Mes: julio 2014

Ahora entiendo por qué a Bécquer le obsesionaban las pupilas.

Son las dos y media de la madrugada y hace horas que debería estar durmiendo. No es mi día, ni tampoco mi semana, o eso pienso desde que empezó el lunes a las siete de la mañana. Cansado, trastocado por una vida que a veces me decepciona más de lo que la gente cree, y con unas ojeras que no me hacen justicia. Podría parecer un muerto de hambre cualquiera si sólo me miras de pasada, muy lejos de la realidad. Lo cierto es que llevo la cartera llena y estoy dispuesto a dejarme medio sueldo en aquel sitio con tal de olvidarme un poco de tanta mierda, de las mentiras rutinarias, de la máscara que llevo a todas horas.

Nuestras miradas se cruzan en el pub durante unos segundos, yo la observo y ella a mí, y tengo miedo. Trago saliva y miro el vaso de whisky con hielo que sujeto en la mano. Ella tiene esos ojos que te empujan al abismo, unas pupilas que son como balas directas al corazón. Me ha revuelto el estómago y tengo náuseas, siempre me pasa con las mujeres como ella, aunque dudo que en este caso haya alguien como ella. Me bebo el resto del vaso de un trago y cuento hasta diez antes de seguir sus pasos. Sus ojos se me han quedado clavados, los tengo guardados en la retina, son de esos que no olvidas. Una mirada azul que es como un par de espadas que te penetran, que traspasan los pulmones y dan una estocada mortal. Tiene unos ojos que pueden enamorarte por sí solos, sin necesidad de que abra la boca, sin decir ni una palabra es capaz de transmitir mucho más que cualquiera con un largo discurso.

Sus tacones van haciendo ruido delante de mí y miro el ritmo con el que camina, el movimiento de su cadera, cómo ondea su pelo de manera victoriosa. Está tan segura de sí misma que yo me voy haciendo pequeño, que en cualquier momento podría desaparecer en el asfalto que va dejando con sus pasos. Puedo oler su perfume desde la distancia, y me doy cuenta que no he descubierto en ella todavía el fallo que me haga dejar de seguirla, que me haga recapacitar y volver al taburete de la barra. 
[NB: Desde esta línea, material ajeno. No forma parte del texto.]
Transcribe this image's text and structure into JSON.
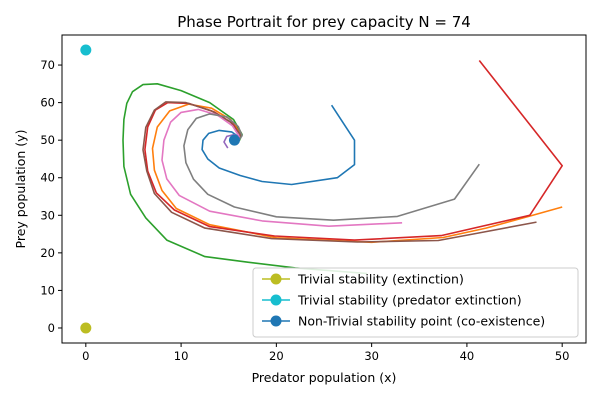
{
  "chart_data": {
    "type": "line",
    "title": "Phase Portrait for prey capacity N = 74",
    "xlabel": "Predator population (x)",
    "ylabel": "Prey population (y)",
    "xlim": [
      -2.5,
      52.5
    ],
    "ylim": [
      -4,
      78
    ],
    "xticks": [
      0,
      10,
      20,
      30,
      40,
      50
    ],
    "yticks": [
      0,
      10,
      20,
      30,
      40,
      50,
      60,
      70
    ],
    "grid": false,
    "legend_position": "bottom-right",
    "trajectories": [
      {
        "color": "#1f77b4",
        "points": [
          [
            25.8,
            59.3
          ],
          [
            28.2,
            50.0
          ],
          [
            28.2,
            43.5
          ],
          [
            26.4,
            40.0
          ],
          [
            21.6,
            38.2
          ],
          [
            18.5,
            39.0
          ],
          [
            16.2,
            40.6
          ],
          [
            14.0,
            42.6
          ],
          [
            12.8,
            45.0
          ],
          [
            12.2,
            47.5
          ],
          [
            12.3,
            50.0
          ],
          [
            12.9,
            51.8
          ],
          [
            14.0,
            52.6
          ],
          [
            15.3,
            52.2
          ],
          [
            16.1,
            50.8
          ],
          [
            15.9,
            49.8
          ]
        ]
      },
      {
        "color": "#ff7f0e",
        "points": [
          [
            50.0,
            32.2
          ],
          [
            46.5,
            29.7
          ],
          [
            42.0,
            26.6
          ],
          [
            37.5,
            24.1
          ],
          [
            30.0,
            22.8
          ],
          [
            20.0,
            24.0
          ],
          [
            13.0,
            27.5
          ],
          [
            9.5,
            31.8
          ],
          [
            8.0,
            36.6
          ],
          [
            7.2,
            42.0
          ],
          [
            7.0,
            47.8
          ],
          [
            7.5,
            53.5
          ],
          [
            8.8,
            57.8
          ],
          [
            10.8,
            59.6
          ],
          [
            13.2,
            58.5
          ],
          [
            15.2,
            55.5
          ],
          [
            16.3,
            52.0
          ],
          [
            16.0,
            49.5
          ]
        ]
      },
      {
        "color": "#2ca02c",
        "points": [
          [
            29.5,
            14.5
          ],
          [
            22.0,
            16.0
          ],
          [
            17.0,
            17.5
          ],
          [
            12.5,
            19.0
          ],
          [
            8.5,
            23.4
          ],
          [
            6.3,
            29.3
          ],
          [
            4.7,
            35.6
          ],
          [
            4.0,
            43.0
          ],
          [
            3.9,
            50.0
          ],
          [
            4.0,
            55.5
          ],
          [
            4.3,
            59.8
          ],
          [
            4.9,
            62.9
          ],
          [
            6.0,
            64.8
          ],
          [
            7.5,
            65.0
          ],
          [
            10.0,
            63.2
          ],
          [
            13.0,
            60.0
          ],
          [
            15.5,
            55.5
          ],
          [
            16.4,
            51.5
          ],
          [
            16.1,
            49.8
          ]
        ]
      },
      {
        "color": "#d62728",
        "points": [
          [
            41.3,
            71.2
          ],
          [
            50.0,
            43.2
          ],
          [
            46.6,
            30.0
          ],
          [
            37.3,
            24.6
          ],
          [
            28.2,
            23.4
          ],
          [
            19.8,
            24.5
          ],
          [
            13.0,
            27.0
          ],
          [
            9.3,
            31.4
          ],
          [
            7.4,
            36.0
          ],
          [
            6.5,
            41.8
          ],
          [
            6.2,
            47.5
          ],
          [
            6.5,
            53.5
          ],
          [
            7.3,
            58.0
          ],
          [
            8.6,
            60.0
          ],
          [
            10.8,
            59.8
          ],
          [
            13.5,
            57.5
          ],
          [
            15.4,
            54.5
          ],
          [
            16.2,
            51.5
          ],
          [
            15.9,
            49.5
          ]
        ]
      },
      {
        "color": "#9467bd",
        "points": [
          [
            14.9,
            47.9
          ],
          [
            14.5,
            49.5
          ],
          [
            14.8,
            51.0
          ],
          [
            15.6,
            51.5
          ],
          [
            16.1,
            50.6
          ]
        ]
      },
      {
        "color": "#8c564b",
        "points": [
          [
            47.3,
            28.2
          ],
          [
            41.3,
            25.3
          ],
          [
            37.0,
            23.3
          ],
          [
            28.5,
            22.9
          ],
          [
            19.5,
            23.8
          ],
          [
            12.5,
            26.6
          ],
          [
            9.0,
            30.8
          ],
          [
            7.2,
            35.8
          ],
          [
            6.4,
            41.8
          ],
          [
            6.0,
            47.4
          ],
          [
            6.3,
            53.4
          ],
          [
            7.2,
            58.0
          ],
          [
            8.4,
            60.2
          ],
          [
            10.5,
            60.0
          ],
          [
            13.2,
            57.8
          ],
          [
            15.2,
            54.8
          ],
          [
            16.2,
            51.5
          ],
          [
            16.0,
            49.3
          ]
        ]
      },
      {
        "color": "#e377c2",
        "points": [
          [
            33.2,
            28.0
          ],
          [
            25.5,
            27.1
          ],
          [
            18.5,
            28.5
          ],
          [
            13.0,
            31.1
          ],
          [
            9.8,
            35.3
          ],
          [
            8.5,
            39.7
          ],
          [
            8.0,
            44.7
          ],
          [
            8.2,
            50.0
          ],
          [
            8.9,
            54.8
          ],
          [
            10.0,
            57.4
          ],
          [
            11.8,
            58.2
          ],
          [
            13.8,
            56.7
          ],
          [
            15.4,
            53.8
          ],
          [
            16.1,
            51.0
          ],
          [
            15.9,
            49.5
          ]
        ]
      },
      {
        "color": "#7f7f7f",
        "points": [
          [
            41.3,
            43.6
          ],
          [
            38.7,
            34.3
          ],
          [
            32.7,
            29.7
          ],
          [
            26.0,
            28.7
          ],
          [
            20.0,
            29.6
          ],
          [
            15.6,
            32.2
          ],
          [
            12.8,
            35.6
          ],
          [
            11.3,
            39.6
          ],
          [
            10.5,
            44.0
          ],
          [
            10.3,
            48.5
          ],
          [
            10.7,
            52.8
          ],
          [
            11.6,
            55.8
          ],
          [
            13.0,
            57.0
          ],
          [
            14.8,
            56.2
          ],
          [
            16.0,
            53.6
          ],
          [
            16.4,
            51.2
          ],
          [
            16.0,
            49.8
          ]
        ]
      }
    ],
    "points": [
      {
        "label": "Trivial stability (extinction)",
        "x": 0,
        "y": 0,
        "color": "#bcbd22"
      },
      {
        "label": "Trivial stability (predator extinction)",
        "x": 0,
        "y": 74,
        "color": "#17becf"
      },
      {
        "label": "Non-Trivial stability point (co-existence)",
        "x": 15.6,
        "y": 50.0,
        "color": "#1f77b4"
      }
    ]
  }
}
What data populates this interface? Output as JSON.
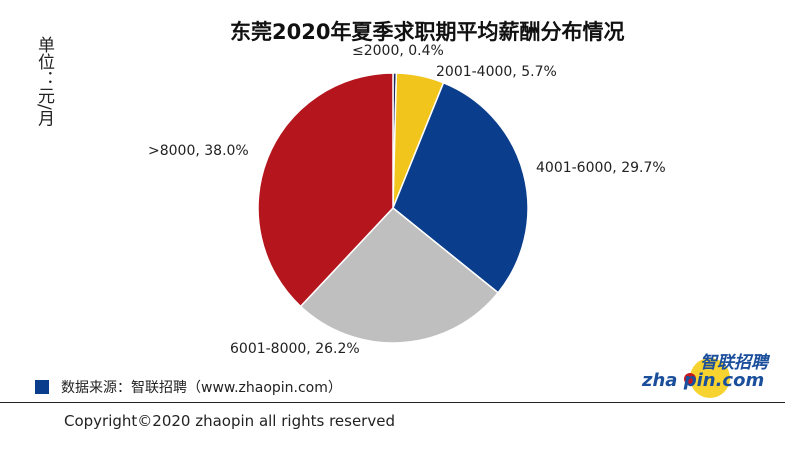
{
  "chart_data": {
    "type": "pie",
    "title": "东莞2020年夏季求职期平均薪酬分布情况",
    "unit_label": "单位：元/月",
    "start": "top",
    "direction": "clockwise",
    "slices": [
      {
        "label": "≤2000",
        "value": 0.4,
        "text": "≤2000, 0.4%",
        "color": "#1f2a5a"
      },
      {
        "label": "2001-4000",
        "value": 5.7,
        "text": "2001-4000, 5.7%",
        "color": "#f2c51c"
      },
      {
        "label": "4001-6000",
        "value": 29.7,
        "text": "4001-6000, 29.7%",
        "color": "#0a3d8c"
      },
      {
        "label": "6001-8000",
        "value": 26.2,
        "text": "6001-8000, 26.2%",
        "color": "#bfbfbf"
      },
      {
        "label": ">8000",
        "value": 38.0,
        "text": ">8000, 38.0%",
        "color": "#b5161e"
      }
    ]
  },
  "source": {
    "text": "数据来源：智联招聘（www.zhaopin.com）",
    "color": "#0a3d8c"
  },
  "logo": {
    "text_cn": "智联招聘",
    "text_en": "zhaopin.com"
  },
  "copyright": "Copyright©2020 zhaopin all rights reserved"
}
Se gira en la siguiente esquina y me mira con una sonrisa marcada en sus labios pintados de rojo. Casi puedo sentir que me tiemblan las piernas, que tengo un nudo en la garganta. Me pide fuego para un cigarro y le entrego el mechero, como si no quiere devolvérmelo, con tal de que me siga mirando así le daría la vida. Ella apenas habla, es más de actuar, de observar, de acariciar, y de besar, y yo me dejo hacer. Ni me doy cuenta de que acabamos en mi casa hasta que veo mi ropa en el suelo de la habitación y a ella sobre mí, a contraluz, dejándose llevar sin ningún tipo de pudor. Uno, dos, tres orgasmos cuento durante el resto de la noche, hasta que sale el sol.

Cerrar los ojos es la despedida, el último adiós, o quizá sólo el primero de muchos. Al despertar ella ya no está pero su perfume sigue allí, instalado en medio de mi habitación, en las sábanas, en mi cuerpo. Lo único que sé es que no voy a olvidar ese azul, que ahora la voy a buscar al cruzar cualquier calle, al doblar cualquier esquina, que volveré a beber whisky en aquel pub por si no era sólo una simple coincidencia.

Maldita sean sus pupilas, maldita ella, la mujer perfecta.

Los días muertos.

Los días se suceden con una rapidez espantosa, segundo tras segundo, minuto tras minuto, hora tras hora. El mundo avanza entre pacientes que mienten, gente que te necesita y personas que mueren. Entre besos perdidos, peleas sin sentido y amores dolidos.

El tiempo se resbala entre los dedos sin que pueda darme cuenta, sin ser capaz de llegar a ver que el día de ayer ya no va a volver. Sin aceptar que los lunes se borran del calendario y que Marzo ya no va a repetirse jamás. Sin ver que el invierno frío ha pasado y que el verano siempre me trata mal.

Sentirse vivo es ir muriendo y perderse a uno mismo está a la orden del día. El mar me devuelve la calma, parece que con el rumor de sus olas se está riendo en mi cara mientras veo la luna, mientras la noche se apaga para que se encienda el sol.

Te das cuenta de que ya no hay refugios que puedan parar los misiles, ni chalecos que vayan a salvarte de tantas balas.

Te das cuenta que los días que vives, cuando acaban son días muertos.